Residents need the IDs — or other forms of federally acceptable identification, such as passports and military IDs — starting Oct. 1, 2020. All states must offer identification cards that comply with uniform security standards in the federal REAL ID Act, which Congress passed in 2005 at the recommendation of the 9/11 Commission. The standards include security features, uniform descriptive information, and machine-readable technology.
Pennsylvania and New Jersey are two of the dozen states granted extensions to comply with federal law. New Jersey has pushed back its rollout of REAL ID-compliant cards until the fall. The rest of the states are in compliance with the law.

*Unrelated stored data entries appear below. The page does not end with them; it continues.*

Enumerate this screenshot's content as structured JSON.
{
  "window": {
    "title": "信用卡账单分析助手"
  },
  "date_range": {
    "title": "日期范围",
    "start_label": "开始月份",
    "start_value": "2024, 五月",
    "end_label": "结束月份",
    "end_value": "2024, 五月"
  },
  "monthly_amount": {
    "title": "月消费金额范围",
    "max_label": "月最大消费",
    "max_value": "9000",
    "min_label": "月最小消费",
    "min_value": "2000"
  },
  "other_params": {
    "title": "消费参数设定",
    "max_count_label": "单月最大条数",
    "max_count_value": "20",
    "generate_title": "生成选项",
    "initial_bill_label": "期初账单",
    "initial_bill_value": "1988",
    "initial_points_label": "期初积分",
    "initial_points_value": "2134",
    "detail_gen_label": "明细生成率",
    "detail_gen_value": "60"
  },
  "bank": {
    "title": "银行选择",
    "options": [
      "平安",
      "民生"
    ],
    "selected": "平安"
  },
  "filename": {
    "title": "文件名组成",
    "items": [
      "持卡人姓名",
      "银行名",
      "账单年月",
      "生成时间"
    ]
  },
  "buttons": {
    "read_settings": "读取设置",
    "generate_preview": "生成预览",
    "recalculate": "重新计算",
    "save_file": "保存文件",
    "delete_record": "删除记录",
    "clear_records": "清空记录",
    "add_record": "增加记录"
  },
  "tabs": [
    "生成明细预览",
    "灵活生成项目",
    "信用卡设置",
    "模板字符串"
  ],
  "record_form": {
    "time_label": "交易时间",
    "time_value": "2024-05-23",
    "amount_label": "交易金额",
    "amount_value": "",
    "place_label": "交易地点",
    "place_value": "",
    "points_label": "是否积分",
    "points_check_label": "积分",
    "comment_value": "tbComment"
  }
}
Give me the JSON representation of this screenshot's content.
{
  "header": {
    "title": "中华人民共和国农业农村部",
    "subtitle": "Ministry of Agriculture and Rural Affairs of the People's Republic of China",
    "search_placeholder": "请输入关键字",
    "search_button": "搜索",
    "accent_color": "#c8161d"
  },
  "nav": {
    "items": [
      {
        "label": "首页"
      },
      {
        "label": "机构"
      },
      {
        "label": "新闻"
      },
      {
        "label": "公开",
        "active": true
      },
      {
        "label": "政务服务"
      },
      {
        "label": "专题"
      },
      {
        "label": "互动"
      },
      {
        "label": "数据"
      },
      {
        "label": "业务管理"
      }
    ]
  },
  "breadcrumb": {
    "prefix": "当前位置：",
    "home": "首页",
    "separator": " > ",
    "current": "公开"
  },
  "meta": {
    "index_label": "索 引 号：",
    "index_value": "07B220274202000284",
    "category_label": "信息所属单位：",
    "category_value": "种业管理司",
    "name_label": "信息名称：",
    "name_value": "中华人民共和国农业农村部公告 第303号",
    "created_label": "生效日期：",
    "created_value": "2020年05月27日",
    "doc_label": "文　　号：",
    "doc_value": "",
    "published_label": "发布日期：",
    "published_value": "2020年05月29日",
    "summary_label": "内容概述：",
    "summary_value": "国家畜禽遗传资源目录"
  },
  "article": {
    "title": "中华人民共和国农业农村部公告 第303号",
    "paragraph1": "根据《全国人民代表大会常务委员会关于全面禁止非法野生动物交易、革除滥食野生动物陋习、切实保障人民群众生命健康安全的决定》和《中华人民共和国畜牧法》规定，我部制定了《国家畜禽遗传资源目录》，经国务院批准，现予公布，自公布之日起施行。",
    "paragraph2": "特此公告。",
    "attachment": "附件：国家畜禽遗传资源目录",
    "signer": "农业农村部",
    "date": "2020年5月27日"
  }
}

Twelve PennDot centers throughout the state — including 2904 S. 70th St. in Philadelphia; 143 S. Gulph Rd., King of Prussia; and 1700 Markley St., Norristown — offer same-day REAL IDs.
More than 140,000 Pennsylvanians — about 1.5 percent of PennDot’s customers — pre-verified for REAL IDs before they became available, meaning PennDot has already authenticated the identifying documents they need to qualify. These residents now can order their REAL ID-compliant cards and receive them in the mail in about 10 business days without having to go to a PennDot office.
The cards will cost $60.50 — a one-time $30 fee, plus the $30.50 fee PennDot charges for ID renewals.
The New Jersey Motor Vehicle Commission is focusing on reducing lines at offices and making current services more efficient by moving many of them online and retraining employees, said Brenda S. “Sue” Fulton, the commission’s chief administrator. The commission will be updating its website and is considering hiring more employees.